Physicians and pharmacists may share the same goal of helping people live longer and better lives. But two recent cases remind us that legal duties differ from role to role in the healthcare system.

The results of the suits show how pharmacies and clinics may work hand in hand, according to a column at Pharmacy Today, but they cannot always borrow each other’s legal reasoning.

Malpractice suits need an expert witness

In Massachusetts, just as in Arizona and many other states, someone filing a medical malpractice suit must include a written statement from a qualified medical expert saying the lawsuit can go ahead.

Details needed for these statements vary from state to state, but the goal is always to weed out frivolous suits before the court takes them up.

In Massachusetts case, a pharmacy’s computer system alerted a pharmacist that a patient had an allergy to a medicine their doctor had prescribed. But looking deeper into the patient’s entry, the pharmacist saw the patient denied having the allergy and took the medicine several times in the past.

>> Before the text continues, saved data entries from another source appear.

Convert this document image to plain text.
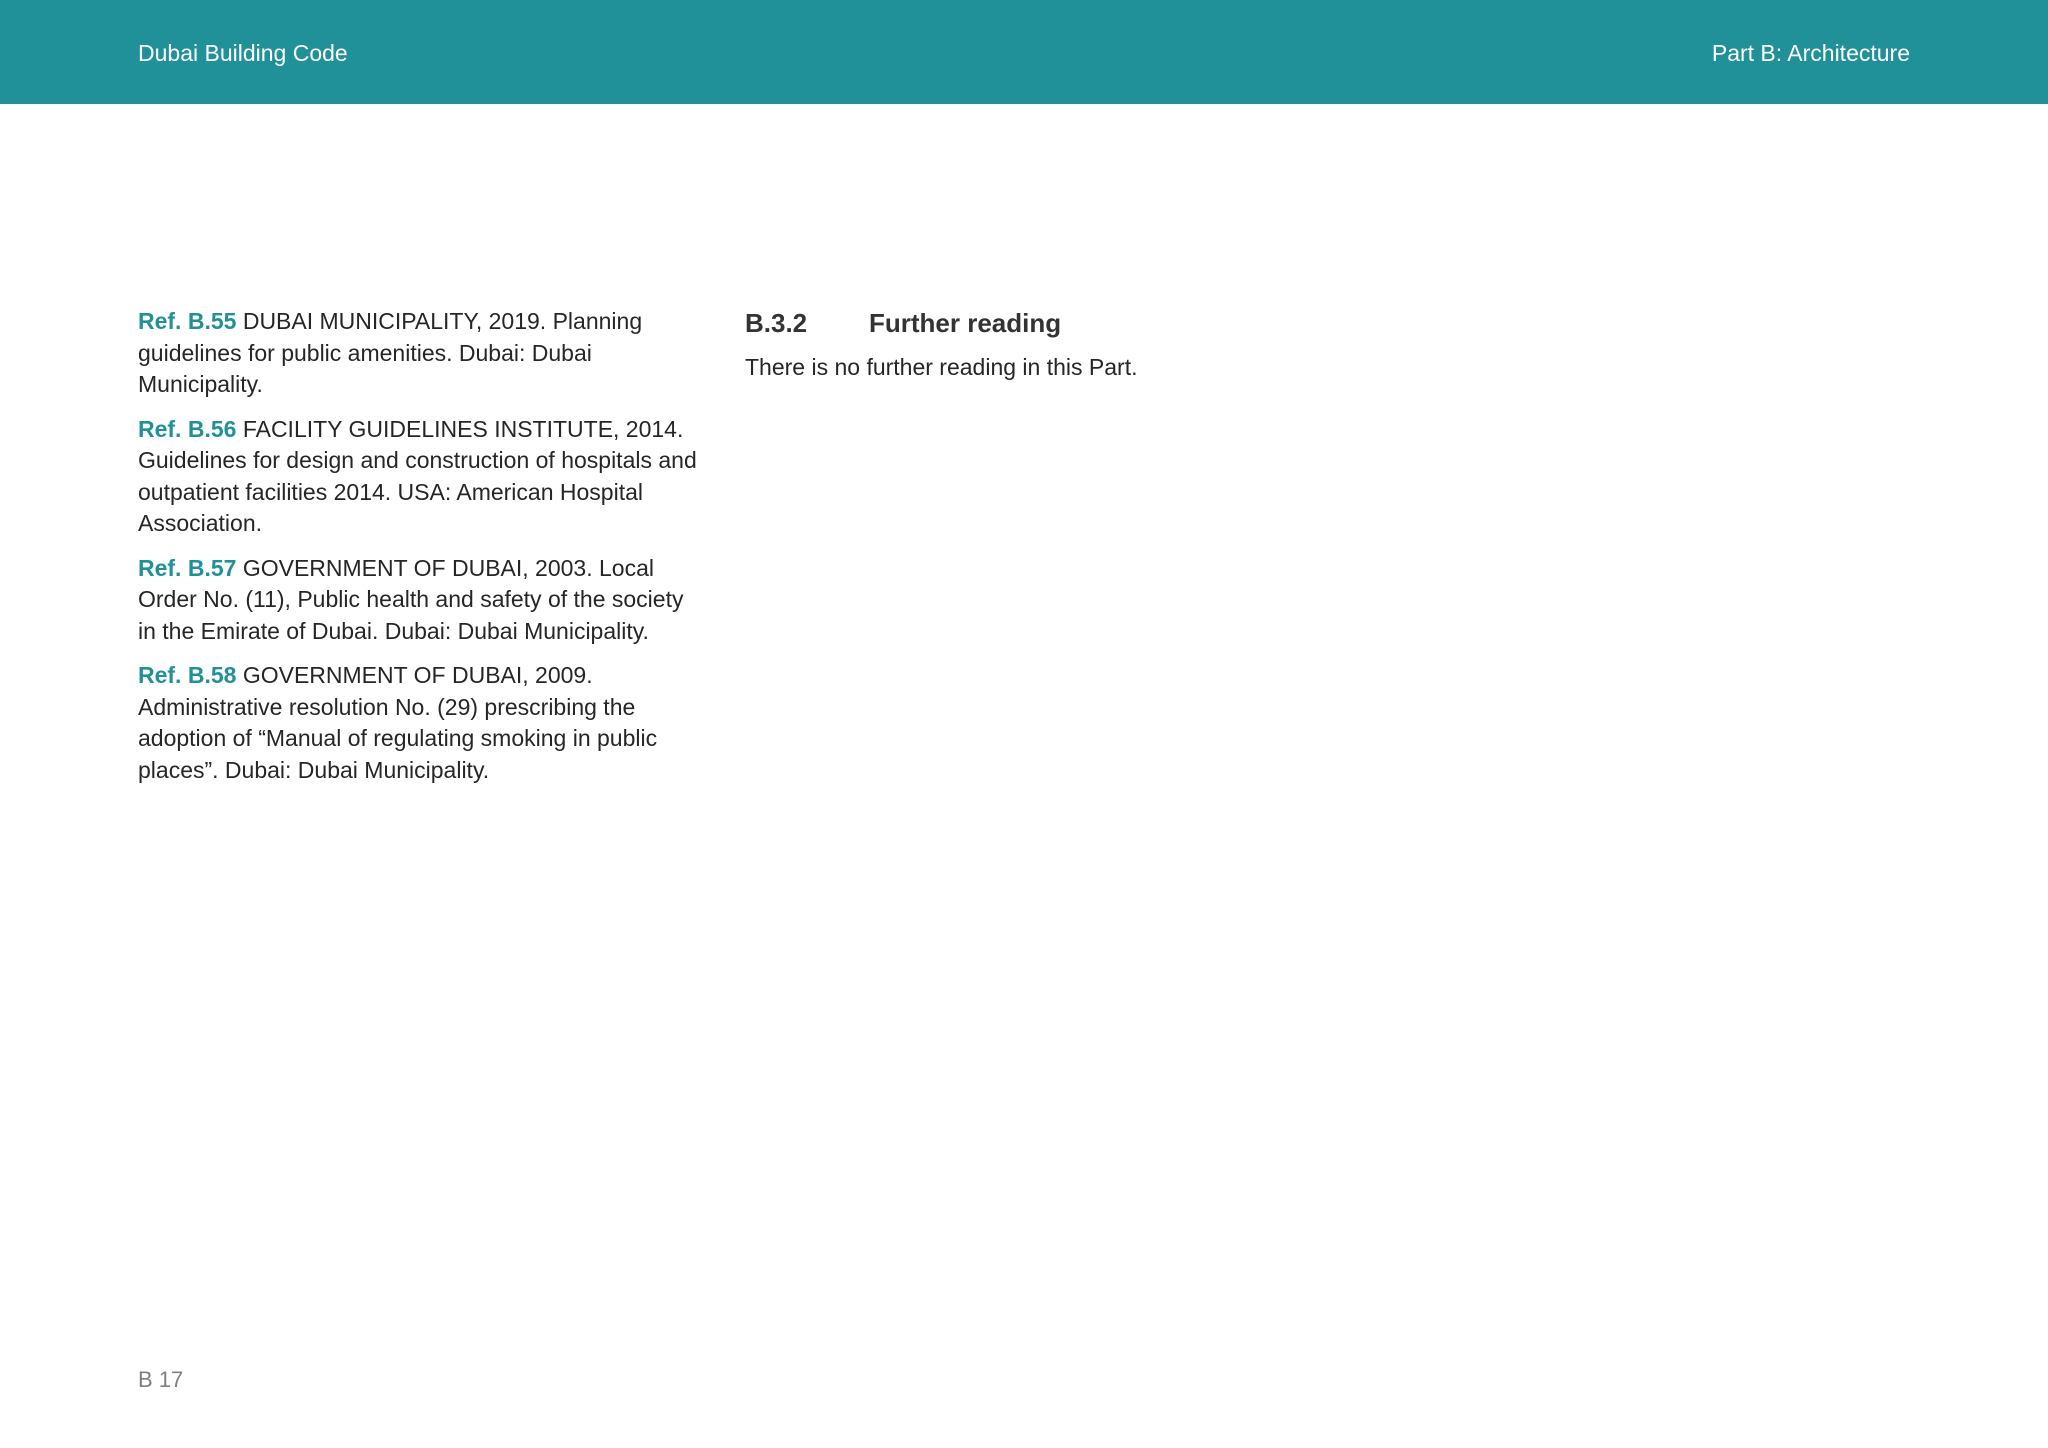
Dubai Building Code	Part B: Architecture

Ref. B.55 DUBAI MUNICIPALITY, 2019. Planning guidelines for public amenities. Dubai: Dubai Municipality.

Ref. B.56 FACILITY GUIDELINES INSTITUTE, 2014. Guidelines for design and construction of hospitals and outpatient facilities 2014. USA: American Hospital Association.

Ref. B.57 GOVERNMENT OF DUBAI, 2003. Local Order No. (11), Public health and safety of the society in the Emirate of Dubai. Dubai: Dubai Municipality.

Ref. B.58 GOVERNMENT OF DUBAI, 2009. Administrative resolution No. (29) prescribing the adoption of “Manual of regulating smoking in public places”. Dubai: Dubai Municipality.

B.3.2 Further reading
There is no further reading in this Part.
B 17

Court says doctor’s opinion does not apply

The patient and the medical expert agreed that the pharmacist fell short of the “standard of care.” But during questioning, the doctor admitted that he did not know the standard of care for a pharmacist in a situation like that.

The court found the patient had not, in fact, filed an opinion by an expert in the field and dismissed the case.

Overlapping responsibilities do not mean the same duties

The message of the case, the Pharmacy Today columnist says, is that the duties of everyone in healthcare may overlap in some ways. But that does not always mean that legal standard care is the same for everyone, or that there are healthcare professionals who can speak for everyone.